彼女に彼を受け入れて欲しくなどなかった。
でも、どこかで彼女は受け入れるのではないかと思っていた。
それほどに彼女の心は弱っていて、助けを求めているのをずっと見ていて感じていたからだ。
彼女は彼の提案を受け入れ、数週間後には彼と心を通わせ恋人同士になっていた。
初めての失恋に落ち込み、私は自分の卒業式の総代として何を話したのかさえ覚えていない。
「社交界の噂を、散々自分の魅力を駆使して操作したでしょ。バーグ子爵令息とミリアはただの友人関係だって。あなたって自分の性を使うのが本当にお上手」
ステラ・カルマンが魅惑的なまなざしを向けてくる。
100人いたら99人の男が屈するだろうその眼差しに、私は何も感じなくなるほどミリアに惚れ込んでいた。

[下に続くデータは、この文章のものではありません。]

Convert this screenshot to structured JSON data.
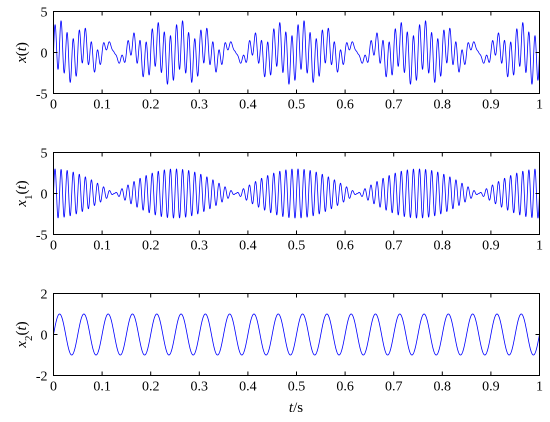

「私、ラキアス皇子殿下に決めたましたわ。彼を皇帝にします。今日は、私にもボランティア活動をしてもらおうと思って、あなたと踊ることにしましたの。令嬢たちから聞いていたより、全然大したことないのですね。あなたが私の心を奪えたのは一瞬でしたわ。あなたが自分の魅力を駆使しても、ミリアにだって3日で飽きられますわよ」
自分がミリアに3日で飽きられると言われたことにショックを受けつつも、なぜいつも愚かな女のふりをしている彼女が自分に対し本性を晒しているのかが気になった。
「スコット皇子殿下ではないんですね。カルマン公爵はスコット皇子を皇帝にしたいとお思いですよ。それにしても、いつもの足りない女のふりはしなくて良いのですか?」
スコット皇子は皇族のプライドを感じないほど、カルマン公爵のご機嫌とりをする男だった。
ラキアス皇子は彼と同様に紫色の瞳を持っているが、政治など興味がなさそうなのんびりした性格をしている。
彼女が公爵の意に反した決定ができるということは、カルマン公爵家で注意しなければならないのは公爵ではなく、魔女ステラ・カルマンだ。
「足りない女を演じていたら、あなたと恋人気分は味わえませんもの。でも、サービスが悪すぎますわ。ミリアのことばかり考えているのがバレバレですよ。もっと、女には夢をみさせないと。あなたに出来ることってそれくらいじゃないですか?どうして、ラキアスにしたかって愚問ですね。2択の男から選ばなければならないなら、見た目の良い方を選ぶのは当然でしょ。私は皇族専門の娼婦だけれど、客を選べるのですよ」
彼女は平然とした態度で、自分を娼婦などと言っている。
姉妹なのに、お城に閉じ込められたお姫様のようにみえるミリアとは正反対だ。
世間知らずのラキアス皇子など、彼女の手にかかれば操り人形だろう。
皇室も毎度カルマン公爵家の紫色の瞳の女を娶っては、公爵家に力を奪われ続けている。
紫色の瞳を持ったカルマン公女は、無害で愚かな仮面をつけた魔女だということになぜ気がつかないのだろう。
紫の瞳の子孫を確実に残したいという意識が、判断能力を鈍らせているのかもしれない。